Today, I give particular thanks for David Loy, Ogden Nash and Steven Newcomb. Together, they say what I have been struggling to articulate for more than a decade.

Given the realities we face as a global community, progress no longer feels like a plausible story. Perhaps it never was to most of the world’s people. But it is a very popular story within Unitarian Universalism and I invite us to think about that. I ask us to consider the impact of this story on our world. Perhaps it is time to listen to, remember or craft another story.

That may be hard, however, if we are bound to identities such as “liberal” and “progressive.” While these terms are deeply meaningful for many of us, they may keep us collectively unable to stretch beyond Euro-centric stories in which the saviors, the liberators, the heroes are typically people of European-descent whose culture is invariably superior to (i.e., more democractic, more reasonable, more tolerant, more “civilized”) than those traditions that do not identify with ‘progress’ or ‘liberal politics.’
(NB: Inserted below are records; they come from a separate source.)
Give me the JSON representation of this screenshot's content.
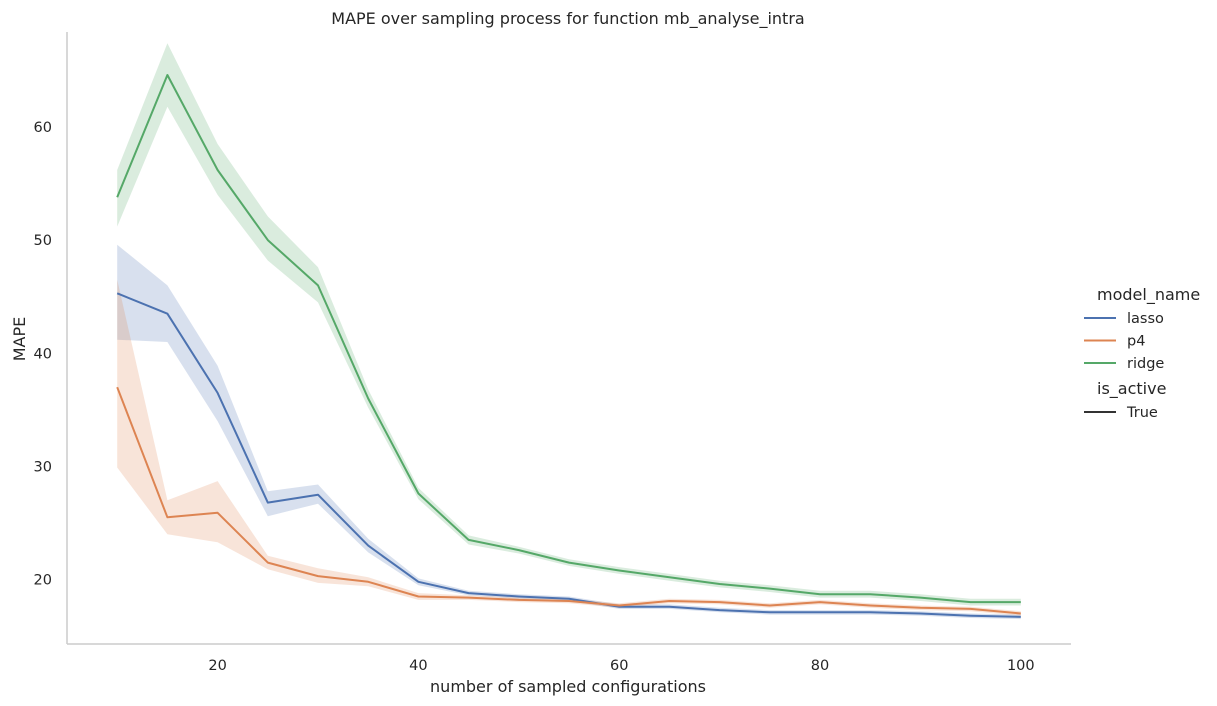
{
  "chart_data": {
    "type": "line",
    "title": "MAPE over sampling process for function mb_analyse_intra",
    "xlabel": "number of sampled configurations",
    "ylabel": "MAPE",
    "xlim": [
      5,
      105
    ],
    "ylim": [
      14.3,
      68.4
    ],
    "xticks": [
      20,
      40,
      60,
      80,
      100
    ],
    "yticks": [
      20,
      30,
      40,
      50,
      60
    ],
    "grid": false,
    "legend": {
      "placement": "right",
      "hue_title": "model_name",
      "style_title": "is_active",
      "style_entries": [
        "True"
      ]
    },
    "x": [
      10,
      15,
      20,
      25,
      30,
      35,
      40,
      45,
      50,
      55,
      60,
      65,
      70,
      75,
      80,
      85,
      90,
      95,
      100
    ],
    "series": [
      {
        "name": "lasso",
        "color": "#4c72b0",
        "values": [
          45.3,
          43.5,
          36.5,
          26.8,
          27.5,
          23.0,
          19.8,
          18.8,
          18.5,
          18.3,
          17.6,
          17.6,
          17.3,
          17.1,
          17.1,
          17.1,
          17.0,
          16.8,
          16.7
        ],
        "lower": [
          41.2,
          41.0,
          34.0,
          25.6,
          26.7,
          22.4,
          19.5,
          18.6,
          18.3,
          18.1,
          17.4,
          17.4,
          17.1,
          16.9,
          16.9,
          16.9,
          16.8,
          16.6,
          16.5
        ],
        "upper": [
          49.6,
          46.0,
          38.9,
          27.8,
          28.4,
          23.6,
          20.1,
          19.0,
          18.7,
          18.5,
          17.8,
          17.8,
          17.5,
          17.3,
          17.3,
          17.3,
          17.2,
          17.0,
          16.9
        ]
      },
      {
        "name": "p4",
        "color": "#dd8452",
        "values": [
          37.0,
          25.5,
          25.9,
          21.5,
          20.3,
          19.8,
          18.5,
          18.4,
          18.2,
          18.1,
          17.7,
          18.1,
          18.0,
          17.7,
          18.0,
          17.7,
          17.5,
          17.4,
          17.0
        ],
        "lower": [
          29.9,
          24.0,
          23.3,
          20.9,
          19.7,
          19.4,
          18.2,
          18.2,
          18.0,
          17.9,
          17.5,
          17.9,
          17.8,
          17.5,
          17.8,
          17.5,
          17.3,
          17.2,
          16.8
        ],
        "upper": [
          46.5,
          27.0,
          28.7,
          22.1,
          21.0,
          20.2,
          18.8,
          18.6,
          18.4,
          18.3,
          17.9,
          18.3,
          18.2,
          17.9,
          18.2,
          17.9,
          17.7,
          17.6,
          17.2
        ]
      },
      {
        "name": "ridge",
        "color": "#55a868",
        "values": [
          53.8,
          64.6,
          56.2,
          50.0,
          46.0,
          36.0,
          27.6,
          23.5,
          22.6,
          21.5,
          20.8,
          20.2,
          19.6,
          19.2,
          18.7,
          18.7,
          18.4,
          18.0,
          18.0
        ],
        "lower": [
          51.2,
          61.8,
          54.0,
          48.2,
          44.5,
          35.2,
          27.1,
          23.1,
          22.3,
          21.2,
          20.5,
          19.9,
          19.3,
          18.9,
          18.4,
          18.4,
          18.1,
          17.7,
          17.7
        ],
        "upper": [
          56.2,
          67.4,
          58.5,
          52.1,
          47.6,
          36.8,
          28.1,
          23.9,
          22.9,
          21.8,
          21.1,
          20.5,
          19.9,
          19.5,
          19.0,
          19.0,
          18.7,
          18.3,
          18.3
        ]
      }
    ]
  }
}
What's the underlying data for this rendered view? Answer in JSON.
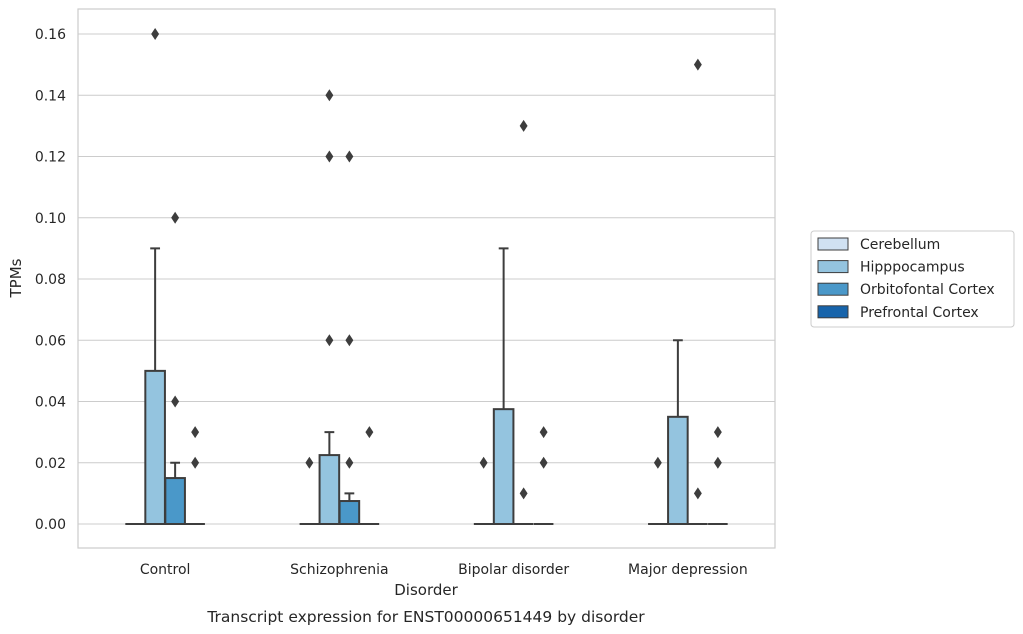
{
  "chart_data": {
    "type": "box",
    "caption": "Transcript expression for ENST00000651449 by disorder",
    "xlabel": "Disorder",
    "ylabel": "TPMs",
    "ylim": [
      -0.008,
      0.168
    ],
    "yticks": [
      "0.00",
      "0.02",
      "0.04",
      "0.06",
      "0.08",
      "0.10",
      "0.12",
      "0.14",
      "0.16"
    ],
    "grid": true,
    "legend_position": "right",
    "categories": [
      "Control",
      "Schizophrenia",
      "Bipolar disorder",
      "Major depression"
    ],
    "series": [
      {
        "name": "Cerebellum",
        "color": "#d0e1f2",
        "boxes": [
          {
            "q1": 0,
            "median": 0,
            "q3": 0,
            "whisker_low": 0,
            "whisker_high": 0,
            "outliers": []
          },
          {
            "q1": 0,
            "median": 0,
            "q3": 0,
            "whisker_low": 0,
            "whisker_high": 0,
            "outliers": [
              0.02
            ]
          },
          {
            "q1": 0,
            "median": 0,
            "q3": 0,
            "whisker_low": 0,
            "whisker_high": 0,
            "outliers": [
              0.02
            ]
          },
          {
            "q1": 0,
            "median": 0,
            "q3": 0,
            "whisker_low": 0,
            "whisker_high": 0,
            "outliers": [
              0.02
            ]
          }
        ]
      },
      {
        "name": "Hipppocampus",
        "color": "#94c4df",
        "boxes": [
          {
            "q1": 0,
            "median": 0,
            "q3": 0.05,
            "whisker_low": 0,
            "whisker_high": 0.09,
            "outliers": [
              0.16
            ]
          },
          {
            "q1": 0,
            "median": 0,
            "q3": 0.0225,
            "whisker_low": 0,
            "whisker_high": 0.03,
            "outliers": [
              0.06,
              0.12,
              0.14
            ]
          },
          {
            "q1": 0,
            "median": 0,
            "q3": 0.0375,
            "whisker_low": 0,
            "whisker_high": 0.09,
            "outliers": []
          },
          {
            "q1": 0,
            "median": 0,
            "q3": 0.035,
            "whisker_low": 0,
            "whisker_high": 0.06,
            "outliers": []
          }
        ]
      },
      {
        "name": "Orbitofontal Cortex",
        "color": "#4a98c9",
        "boxes": [
          {
            "q1": 0,
            "median": 0,
            "q3": 0.015,
            "whisker_low": 0,
            "whisker_high": 0.02,
            "outliers": [
              0.04,
              0.1
            ]
          },
          {
            "q1": 0,
            "median": 0,
            "q3": 0.0075,
            "whisker_low": 0,
            "whisker_high": 0.01,
            "outliers": [
              0.02,
              0.06,
              0.12
            ]
          },
          {
            "q1": 0,
            "median": 0,
            "q3": 0,
            "whisker_low": 0,
            "whisker_high": 0,
            "outliers": [
              0.01,
              0.13
            ]
          },
          {
            "q1": 0,
            "median": 0,
            "q3": 0,
            "whisker_low": 0,
            "whisker_high": 0,
            "outliers": [
              0.01,
              0.15
            ]
          }
        ]
      },
      {
        "name": "Prefrontal Cortex",
        "color": "#1764ab",
        "boxes": [
          {
            "q1": 0,
            "median": 0,
            "q3": 0,
            "whisker_low": 0,
            "whisker_high": 0,
            "outliers": [
              0.02,
              0.03
            ]
          },
          {
            "q1": 0,
            "median": 0,
            "q3": 0,
            "whisker_low": 0,
            "whisker_high": 0,
            "outliers": [
              0.03
            ]
          },
          {
            "q1": 0,
            "median": 0,
            "q3": 0,
            "whisker_low": 0,
            "whisker_high": 0,
            "outliers": [
              0.02,
              0.03
            ]
          },
          {
            "q1": 0,
            "median": 0,
            "q3": 0,
            "whisker_low": 0,
            "whisker_high": 0,
            "outliers": [
              0.02,
              0.03
            ]
          }
        ]
      }
    ]
  }
}
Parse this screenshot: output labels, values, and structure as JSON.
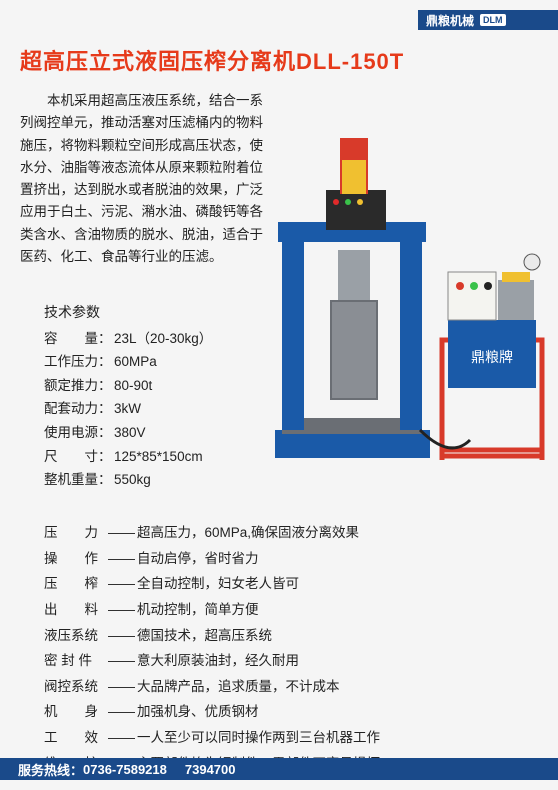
{
  "header": {
    "brand_cn": "鼎粮机械",
    "brand_en": "DLM"
  },
  "title": "超高压立式液固压榨分离机DLL-150T",
  "description": "本机采用超高压液压系统，结合一系列阀控单元，推动活塞对压滤桶内的物料施压，将物料颗粒空间形成高压状态，使水分、油脂等液态流体从原来颗粒附着位置挤出，达到脱水或者脱油的效果，广泛应用于白土、污泥、潲水油、磷酸钙等各类含水、含油物质的脱水、脱油，适合于医药、化工、食品等行业的压滤。",
  "specs": {
    "heading": "技术参数",
    "rows": [
      {
        "label": "容　　量：",
        "value": "23L（20-30kg）"
      },
      {
        "label": "工作压力：",
        "value": "60MPa"
      },
      {
        "label": "额定推力：",
        "value": "80-90t"
      },
      {
        "label": "配套动力：",
        "value": "3kW"
      },
      {
        "label": "使用电源：",
        "value": "380V"
      },
      {
        "label": "尺　　寸：",
        "value": "125*85*150cm"
      },
      {
        "label": "整机重量：",
        "value": "550kg"
      }
    ]
  },
  "features": [
    {
      "label": "压　　力",
      "value": "超高压力，60MPa,确保固液分离效果"
    },
    {
      "label": "操　　作",
      "value": "自动启停，省时省力"
    },
    {
      "label": "压　　榨",
      "value": "全自动控制，妇女老人皆可"
    },
    {
      "label": "出　　料",
      "value": "机动控制，简单方便"
    },
    {
      "label": "液压系统",
      "value": "德国技术，超高压系统"
    },
    {
      "label": "密 封 件",
      "value": "意大利原装油封，经久耐用"
    },
    {
      "label": "阀控系统",
      "value": "大品牌产品，追求质量，不计成本"
    },
    {
      "label": "机　　身",
      "value": "加强机身、优质钢材"
    },
    {
      "label": "工　　效",
      "value": "一人至少可以同时操作两到三台机器工作"
    },
    {
      "label": "维　　护",
      "value": "主要部件均为钢制件，零部件不容易损坏"
    }
  ],
  "feature_separator": "——",
  "footer": {
    "label": "服务热线：",
    "phone1": "0736-7589218",
    "phone2": "7394700"
  },
  "colors": {
    "brand_blue": "#1a4a8a",
    "title_red": "#e63a1a",
    "machine_blue": "#1a5aa8",
    "machine_red": "#d83a2a",
    "machine_yellow": "#f0c030",
    "machine_gray": "#9aa0a6",
    "bg": "#f5f5f5"
  },
  "image": {
    "brand_label": "鼎粮牌"
  }
}
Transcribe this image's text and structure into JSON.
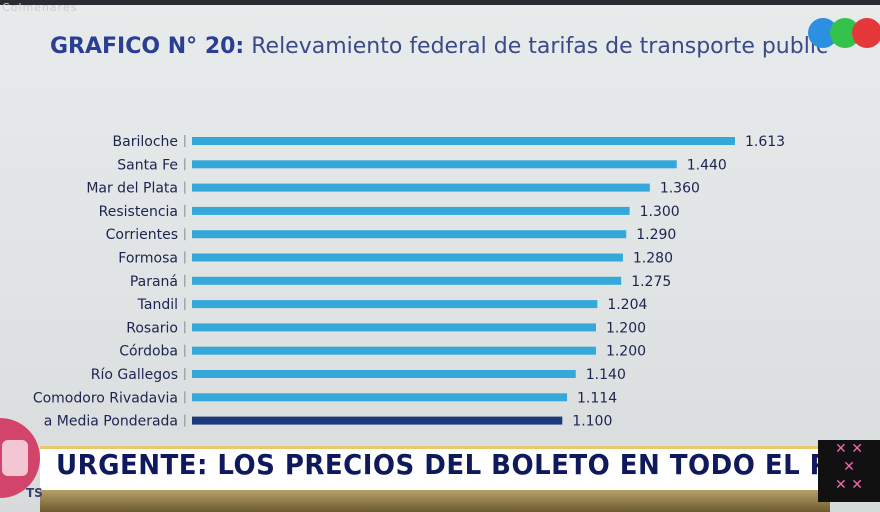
{
  "watermark": "Colmenares",
  "title": {
    "strong": "GRAFICO N° 20:",
    "rest": "Relevamiento federal de tarifas de transporte public"
  },
  "chart_data": {
    "type": "bar",
    "orientation": "horizontal",
    "categories": [
      "Bariloche",
      "Santa Fe",
      "Mar del Plata",
      "Resistencia",
      "Corrientes",
      "Formosa",
      "Paraná",
      "Tandil",
      "Rosario",
      "Córdoba",
      "Río Gallegos",
      "Comodoro Rivadavia",
      "a Media Ponderada"
    ],
    "values": [
      1613,
      1440,
      1360,
      1300,
      1290,
      1280,
      1275,
      1204,
      1200,
      1200,
      1140,
      1114,
      1100
    ],
    "value_labels": [
      "1.613",
      "1.440",
      "1.360",
      "1.300",
      "1.290",
      "1.280",
      "1.275",
      "1.204",
      "1.200",
      "1.200",
      "1.140",
      "1.114",
      "1.100"
    ],
    "colors": {
      "bar": "#34a9d9",
      "highlight": "#1d3a7a",
      "highlight_index": 12
    },
    "xlim": [
      0,
      1613
    ]
  },
  "banner": {
    "text": "URGENTE: LOS PRECIOS DEL BOLETO EN TODO EL PAÍS"
  },
  "ts_label": "TS",
  "channel_logo": "telefe-circles-icon",
  "deco_icon": "pattern-icon"
}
The story of progress led Europeans to see indigenous peoples as a barrier to a better tomorrow. Just so, the story of progress may be a barrier to recognizing world views that possess the transformative insight and wisdom we need to guide us through the global crises we face today.

One of the practices of love is to disrupt the governing story. One of the stories begging for disruption is that of “progress.” Let’s do it.